Astrid: Control is like if SCP (a community-driven fictional archive of anomalous entities) and Twin Peaks (a David Lynch-directed television show about a strange and supernatural town) had an incredibly weird and wonderful baby. You're Jesse Faden, victim of the unusual Federal Bureau of Control's obscure meddling, and now its new Director. Your mission is to eradicate a sinister and existential force called The Hiss from the walls of the Bureau's headquarters, an ever-shifting, dimension-bending building called The Oldest House.
The FBC is an organisation with tenuous ties to the Government which is dedicated entirely to identifying and containing Altered World Events (AWEs) and Objects Of Power, all paranormal in nature. Control's world seems to operate on the logic that everything analytical psychologist Carl Jung said about the collective unconscious, para-psychic phenomena, and synchronicity is literally correct, and the way the game plays out is as bizarre as you'd expect of such a concept. You don't need to dive into the deep end in order to enjoy Control, but the option for you to do so is welcome.
That's what I'm doing, in fact. As well as thinking about hypnagogic film-making and colour theory, I'm also reading Jung's works, taking that research into my experience with the game, and using it to pull on any pretentious threads left dangling about the Brutalist halls of The Oldest House by Remedy Entertainment.

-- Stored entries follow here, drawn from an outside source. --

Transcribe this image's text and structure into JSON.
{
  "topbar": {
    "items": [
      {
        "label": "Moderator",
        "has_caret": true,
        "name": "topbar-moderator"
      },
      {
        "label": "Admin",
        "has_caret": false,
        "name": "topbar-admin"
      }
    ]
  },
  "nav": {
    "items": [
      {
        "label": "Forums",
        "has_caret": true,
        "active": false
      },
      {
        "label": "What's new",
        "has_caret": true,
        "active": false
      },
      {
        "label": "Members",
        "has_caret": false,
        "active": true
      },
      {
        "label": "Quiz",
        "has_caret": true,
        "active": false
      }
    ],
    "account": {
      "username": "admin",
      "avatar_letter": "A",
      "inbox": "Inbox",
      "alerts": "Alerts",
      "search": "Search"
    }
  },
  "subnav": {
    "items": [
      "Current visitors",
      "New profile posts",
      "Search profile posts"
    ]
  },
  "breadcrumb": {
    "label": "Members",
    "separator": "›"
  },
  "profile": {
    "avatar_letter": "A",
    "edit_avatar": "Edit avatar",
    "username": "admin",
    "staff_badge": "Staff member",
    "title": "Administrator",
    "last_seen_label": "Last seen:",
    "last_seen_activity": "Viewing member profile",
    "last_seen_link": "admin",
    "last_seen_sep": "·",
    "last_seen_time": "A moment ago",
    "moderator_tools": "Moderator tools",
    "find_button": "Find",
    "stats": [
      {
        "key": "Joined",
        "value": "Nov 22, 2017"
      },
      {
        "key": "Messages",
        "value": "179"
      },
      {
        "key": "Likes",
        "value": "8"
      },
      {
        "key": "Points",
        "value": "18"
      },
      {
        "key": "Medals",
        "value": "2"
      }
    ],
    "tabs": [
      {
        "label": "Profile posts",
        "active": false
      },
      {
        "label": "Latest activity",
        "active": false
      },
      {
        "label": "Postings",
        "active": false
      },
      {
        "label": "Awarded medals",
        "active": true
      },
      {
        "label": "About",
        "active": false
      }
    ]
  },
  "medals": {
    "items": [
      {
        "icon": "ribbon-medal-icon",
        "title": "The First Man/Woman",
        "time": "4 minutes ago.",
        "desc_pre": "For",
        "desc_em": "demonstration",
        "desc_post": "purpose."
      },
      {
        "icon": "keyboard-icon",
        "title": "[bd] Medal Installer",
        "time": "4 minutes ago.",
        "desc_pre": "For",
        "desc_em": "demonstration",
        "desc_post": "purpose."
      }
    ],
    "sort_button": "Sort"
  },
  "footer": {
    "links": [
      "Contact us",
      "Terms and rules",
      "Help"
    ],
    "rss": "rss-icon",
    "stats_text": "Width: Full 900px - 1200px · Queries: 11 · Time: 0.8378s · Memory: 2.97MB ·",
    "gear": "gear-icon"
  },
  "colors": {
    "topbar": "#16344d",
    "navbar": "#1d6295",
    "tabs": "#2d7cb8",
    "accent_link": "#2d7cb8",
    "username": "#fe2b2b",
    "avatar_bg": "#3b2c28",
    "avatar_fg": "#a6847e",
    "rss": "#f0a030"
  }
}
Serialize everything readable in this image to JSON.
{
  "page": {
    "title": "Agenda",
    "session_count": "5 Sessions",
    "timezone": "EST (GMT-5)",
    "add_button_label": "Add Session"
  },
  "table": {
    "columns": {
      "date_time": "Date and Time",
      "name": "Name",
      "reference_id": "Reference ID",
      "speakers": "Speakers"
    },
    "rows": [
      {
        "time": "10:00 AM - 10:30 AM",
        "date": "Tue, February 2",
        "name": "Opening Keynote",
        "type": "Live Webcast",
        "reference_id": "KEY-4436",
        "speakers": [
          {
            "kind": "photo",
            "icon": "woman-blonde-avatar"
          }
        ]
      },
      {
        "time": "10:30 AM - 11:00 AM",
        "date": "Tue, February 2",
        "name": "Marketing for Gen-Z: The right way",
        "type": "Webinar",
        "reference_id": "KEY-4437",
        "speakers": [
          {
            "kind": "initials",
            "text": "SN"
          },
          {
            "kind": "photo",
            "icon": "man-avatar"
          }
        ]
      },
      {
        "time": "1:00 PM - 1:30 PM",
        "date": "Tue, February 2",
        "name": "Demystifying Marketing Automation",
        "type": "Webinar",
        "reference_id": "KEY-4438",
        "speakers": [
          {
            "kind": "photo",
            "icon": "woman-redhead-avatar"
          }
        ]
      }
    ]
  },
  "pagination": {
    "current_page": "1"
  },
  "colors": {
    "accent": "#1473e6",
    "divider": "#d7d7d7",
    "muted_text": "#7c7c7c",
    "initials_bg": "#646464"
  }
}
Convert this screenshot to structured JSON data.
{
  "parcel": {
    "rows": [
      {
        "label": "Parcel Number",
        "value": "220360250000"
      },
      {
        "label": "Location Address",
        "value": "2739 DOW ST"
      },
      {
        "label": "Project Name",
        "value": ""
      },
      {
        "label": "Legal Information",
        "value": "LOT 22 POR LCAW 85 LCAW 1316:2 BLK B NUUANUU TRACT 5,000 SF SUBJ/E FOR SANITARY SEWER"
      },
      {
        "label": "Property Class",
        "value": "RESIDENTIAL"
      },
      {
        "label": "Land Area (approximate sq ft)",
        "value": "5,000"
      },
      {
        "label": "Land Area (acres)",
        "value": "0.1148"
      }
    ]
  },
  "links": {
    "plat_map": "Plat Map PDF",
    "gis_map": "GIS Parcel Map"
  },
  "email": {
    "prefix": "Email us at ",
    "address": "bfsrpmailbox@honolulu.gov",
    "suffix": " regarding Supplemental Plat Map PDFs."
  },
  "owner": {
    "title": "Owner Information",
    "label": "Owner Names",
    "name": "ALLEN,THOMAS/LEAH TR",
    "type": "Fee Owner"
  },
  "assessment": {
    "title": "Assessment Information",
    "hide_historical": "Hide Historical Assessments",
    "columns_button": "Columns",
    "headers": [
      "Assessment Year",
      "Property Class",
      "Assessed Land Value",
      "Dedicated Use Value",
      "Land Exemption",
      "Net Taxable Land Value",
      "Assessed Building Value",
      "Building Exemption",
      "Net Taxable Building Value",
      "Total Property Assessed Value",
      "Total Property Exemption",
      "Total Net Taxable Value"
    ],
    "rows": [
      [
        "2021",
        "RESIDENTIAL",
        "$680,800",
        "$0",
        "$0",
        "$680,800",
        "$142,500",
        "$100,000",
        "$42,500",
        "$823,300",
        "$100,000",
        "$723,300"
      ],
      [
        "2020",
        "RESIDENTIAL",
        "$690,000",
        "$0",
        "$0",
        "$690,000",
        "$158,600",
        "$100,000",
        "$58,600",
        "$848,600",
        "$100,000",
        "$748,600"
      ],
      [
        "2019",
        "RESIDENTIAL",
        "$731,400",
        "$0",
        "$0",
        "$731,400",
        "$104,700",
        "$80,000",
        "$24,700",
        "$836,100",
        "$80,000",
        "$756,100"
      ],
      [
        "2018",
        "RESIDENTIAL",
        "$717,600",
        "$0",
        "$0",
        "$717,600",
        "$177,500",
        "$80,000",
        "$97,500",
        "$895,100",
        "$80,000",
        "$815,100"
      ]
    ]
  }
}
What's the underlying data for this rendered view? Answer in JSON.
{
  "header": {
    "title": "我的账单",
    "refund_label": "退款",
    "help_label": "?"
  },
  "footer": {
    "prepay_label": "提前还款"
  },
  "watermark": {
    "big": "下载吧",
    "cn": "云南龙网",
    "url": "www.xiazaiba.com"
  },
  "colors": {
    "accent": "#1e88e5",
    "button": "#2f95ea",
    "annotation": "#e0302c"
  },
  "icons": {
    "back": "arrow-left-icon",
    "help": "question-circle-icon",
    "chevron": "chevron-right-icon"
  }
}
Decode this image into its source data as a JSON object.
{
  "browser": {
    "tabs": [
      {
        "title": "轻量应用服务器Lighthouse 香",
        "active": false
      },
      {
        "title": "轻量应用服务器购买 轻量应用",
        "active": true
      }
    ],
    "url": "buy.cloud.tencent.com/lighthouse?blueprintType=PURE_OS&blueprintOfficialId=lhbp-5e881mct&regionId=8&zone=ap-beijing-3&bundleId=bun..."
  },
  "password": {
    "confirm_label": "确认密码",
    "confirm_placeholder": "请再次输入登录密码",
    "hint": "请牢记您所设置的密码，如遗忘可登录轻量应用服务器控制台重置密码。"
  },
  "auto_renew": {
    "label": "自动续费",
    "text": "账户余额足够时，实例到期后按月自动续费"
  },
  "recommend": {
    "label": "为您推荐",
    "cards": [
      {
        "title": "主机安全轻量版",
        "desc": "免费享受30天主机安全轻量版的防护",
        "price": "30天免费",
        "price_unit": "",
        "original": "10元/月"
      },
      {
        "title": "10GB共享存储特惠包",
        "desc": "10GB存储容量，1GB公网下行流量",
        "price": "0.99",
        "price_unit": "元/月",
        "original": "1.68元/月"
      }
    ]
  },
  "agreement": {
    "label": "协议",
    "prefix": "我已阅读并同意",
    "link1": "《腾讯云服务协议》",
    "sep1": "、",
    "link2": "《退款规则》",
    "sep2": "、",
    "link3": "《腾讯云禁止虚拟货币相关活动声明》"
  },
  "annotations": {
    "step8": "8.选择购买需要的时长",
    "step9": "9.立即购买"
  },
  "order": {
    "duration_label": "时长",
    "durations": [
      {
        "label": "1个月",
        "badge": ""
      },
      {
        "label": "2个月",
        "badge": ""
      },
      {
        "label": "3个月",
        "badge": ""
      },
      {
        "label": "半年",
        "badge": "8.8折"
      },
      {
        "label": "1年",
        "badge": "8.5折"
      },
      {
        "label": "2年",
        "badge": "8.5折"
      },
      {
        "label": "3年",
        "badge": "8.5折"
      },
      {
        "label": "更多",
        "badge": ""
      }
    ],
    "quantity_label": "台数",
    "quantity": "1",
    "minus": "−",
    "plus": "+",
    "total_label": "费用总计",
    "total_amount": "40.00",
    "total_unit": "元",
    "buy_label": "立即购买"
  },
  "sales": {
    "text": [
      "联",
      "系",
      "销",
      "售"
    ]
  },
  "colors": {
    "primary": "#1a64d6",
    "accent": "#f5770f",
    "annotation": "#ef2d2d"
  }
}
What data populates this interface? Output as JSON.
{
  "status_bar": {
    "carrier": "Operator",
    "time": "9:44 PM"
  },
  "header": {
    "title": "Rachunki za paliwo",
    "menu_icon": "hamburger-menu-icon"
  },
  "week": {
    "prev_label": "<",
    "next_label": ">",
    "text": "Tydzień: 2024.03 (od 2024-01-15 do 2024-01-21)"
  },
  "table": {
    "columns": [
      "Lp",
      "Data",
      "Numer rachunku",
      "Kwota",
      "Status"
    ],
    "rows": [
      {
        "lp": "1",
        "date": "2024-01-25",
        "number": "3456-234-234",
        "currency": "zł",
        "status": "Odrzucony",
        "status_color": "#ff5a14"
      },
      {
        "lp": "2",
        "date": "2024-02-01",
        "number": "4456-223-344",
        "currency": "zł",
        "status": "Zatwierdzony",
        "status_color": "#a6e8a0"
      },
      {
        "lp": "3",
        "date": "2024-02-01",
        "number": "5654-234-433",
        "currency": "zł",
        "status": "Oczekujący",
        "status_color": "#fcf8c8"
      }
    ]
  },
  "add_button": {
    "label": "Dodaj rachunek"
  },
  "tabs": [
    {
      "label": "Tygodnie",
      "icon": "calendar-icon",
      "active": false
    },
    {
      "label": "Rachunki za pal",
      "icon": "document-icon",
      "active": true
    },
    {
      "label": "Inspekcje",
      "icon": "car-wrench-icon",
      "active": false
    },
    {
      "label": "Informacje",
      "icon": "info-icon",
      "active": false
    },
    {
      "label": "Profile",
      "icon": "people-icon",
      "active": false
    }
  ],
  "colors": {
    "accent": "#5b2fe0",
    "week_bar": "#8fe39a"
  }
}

Alice0: It's nice, this. A big silly sci-fi story with fun superpowers, some lovely characters, and delightful live-action video bits. It's not a great shooter and the game goes to hell with every rubbo boss battle, and especially when there's a lengthy run between the boss and the checkpoint, but that's not why I'm here anyway. I have come for spooky spectacle, neat-o architecture, flying, and Dr Darling's educational videos, and Control has provided.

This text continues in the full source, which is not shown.